La recherche d’un losmen pour la nuit s’avère plus difficile qu’escomptée. Les chambres visitées sont miteuses, refoulent l’odeur nauséabonde des égouts et sont pour la majorité déjà habitées par des insectes en tout genre pour ce qu’on a pu identifier. Apres plusieurs tentatives on se rabat sur celle qui nous semble la moins pire. Emmitoufles dans nos sacs a viande pour éviter tout contact avec la literie plus que douteuse, on s’endormira sans dîner en rêvant a un meilleur lendemain. Malheureusement, la visite de la ville, sa place hollandaise, son pont levis et son vieux quartier ne nous enchantera pas plus. Les places sont vides, les rues sont fades, et les canaux hérités de la colonisation hollandaise sont a l’origine des odeurs fétides de certains quartiers ce qui ôte aux immenses buildings tout le luxe qu’ont voulu leur donner leurs architectes. Ce n’est qu’a la mosquée Istiqlal qu’on retrouvera le goût de la découverte. Cet immense lieu de culte, avec son minaret de 6666 cm, ses 5 étages et ses impressionnantes salles de prières est aussi une véritable aire de repos et de méditation pour les indonésiens venus pour certains des autres îles. Juste en face de la mosquee, la grande cathédrale. Ainsi, de la mosquee on peut entendre les cloches sonner et de la cathedrale on entend les appels a la priere du muezzin.

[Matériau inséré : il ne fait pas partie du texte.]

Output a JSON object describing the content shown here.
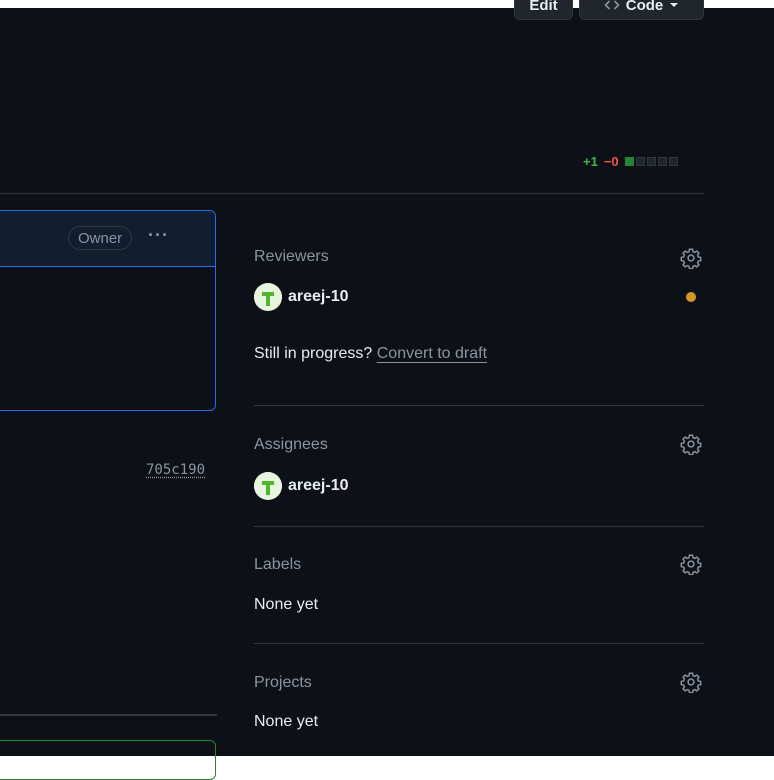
{
  "header": {
    "edit_label": "Edit",
    "code_label": "Code"
  },
  "diffstat": {
    "additions": "+1",
    "deletions": "−0",
    "blocks": [
      "green",
      "gray",
      "gray",
      "gray",
      "gray"
    ]
  },
  "comment": {
    "badge": "Owner",
    "menu": "···",
    "commit_sha": "705c190"
  },
  "sidebar": {
    "reviewers": {
      "title": "Reviewers",
      "user": "areej-10",
      "status_color": "#d29922",
      "draft_prompt": "Still in progress?",
      "draft_link": "Convert to draft"
    },
    "assignees": {
      "title": "Assignees",
      "user": "areej-10"
    },
    "labels": {
      "title": "Labels",
      "value": "None yet"
    },
    "projects": {
      "title": "Projects",
      "value": "None yet"
    }
  },
  "colors": {
    "background": "#0d1117",
    "border": "#30363d",
    "accent_blue": "#1f6feb",
    "added_green": "#3fb950",
    "deleted_red": "#f85149",
    "pending_yellow": "#d29922"
  }
}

Nous ne nous attardons pas à Jakarta.
Apres nous être renseignés sur les dangers du réveil du Merapi, on part pour Yogyakarta. 10 heures de train dans un paysage époustouflant de rizières verdoyantes encore plus belles que celles du Vietnam nous réconcilient avec l’île de Java.

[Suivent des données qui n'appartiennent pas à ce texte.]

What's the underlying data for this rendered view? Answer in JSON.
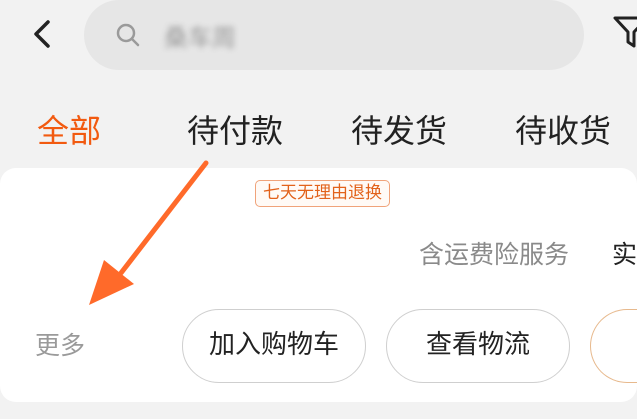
{
  "search": {
    "text": "桑车周"
  },
  "tabs": [
    {
      "label": "全部"
    },
    {
      "label": "待付款"
    },
    {
      "label": "待发货"
    },
    {
      "label": "待收货"
    }
  ],
  "order": {
    "promo_tag": "七天无理由退换",
    "service_text": "含运费险服务",
    "service_extra": "实",
    "more_label": "更多",
    "buttons": [
      {
        "label": "加入购物车"
      },
      {
        "label": "查看物流"
      }
    ]
  },
  "colors": {
    "accent": "#f25a10",
    "annotation_arrow": "#ff6a2a"
  }
}
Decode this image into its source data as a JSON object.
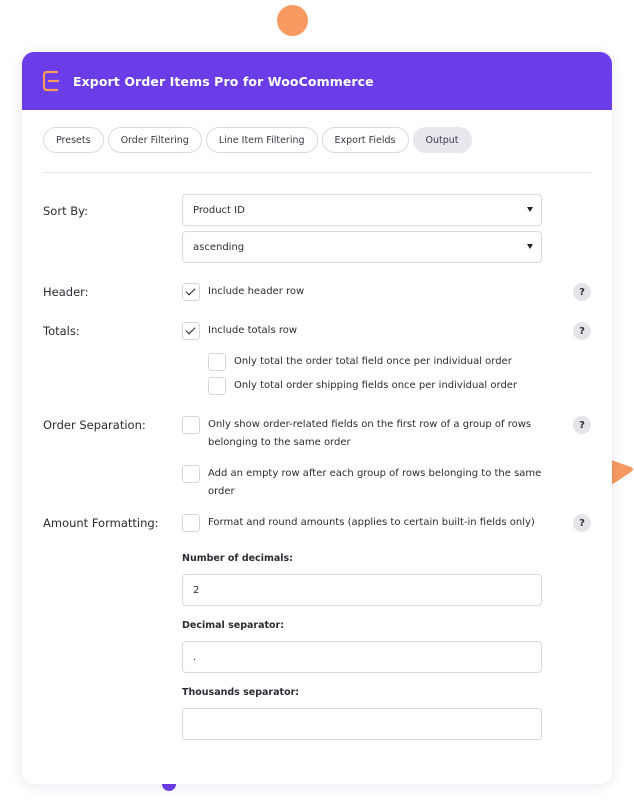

Yogyakarta continue de nous ravir. La ville nous donne enfin le visage tant attendu de l’Indonésie. A Yogya, modernisme et tradition se mélange harmonieusement.
Les centres commerciaux à plusieurs étages bordent les grandes avenues tandis que les petites maisons basses coiffées de toits en tuile se succèdent dans les gangs, ces petites ruelles étroites qui forment un réseau de labyrinthe dans la ville. Les becaks, cyclo pousse qui se comptent par milliers, arpentent les rues aux cotes de luxueux 4x4, les grandes chaînes américaines concurrencent les Warungs, tentes installées sur le trottoir des la tombée de la nuit pour rassasier petits et grands appétits. Et surtout, une grande mixité sociale et religieuse. Même si l’île est a 95 % musulmane, les filles en levis et tee shirts Morgan se promènent main dans la main avec les femmes voilées dans leurs batiks, certains hommes se dirigent vers les mosquées pendant que d’autres disputent une partie de cartes sous un arbre et l’appel a la prière des muezzins se confond a la musique des groupes de musiciens qui animent la vie nocturne des rues de Yogya. Il fait bon vivre à Yogya et l’odeur de clous de girofles qui émanent des cigarettes des fumeurs se mêlent aux parfums d’encens. On passera donc ici 5 jours avec un réveil très matinal consacré a la visite de Borobudur, le plus grand monument bouddhique au monde, et Prambanam, temple hindouiste.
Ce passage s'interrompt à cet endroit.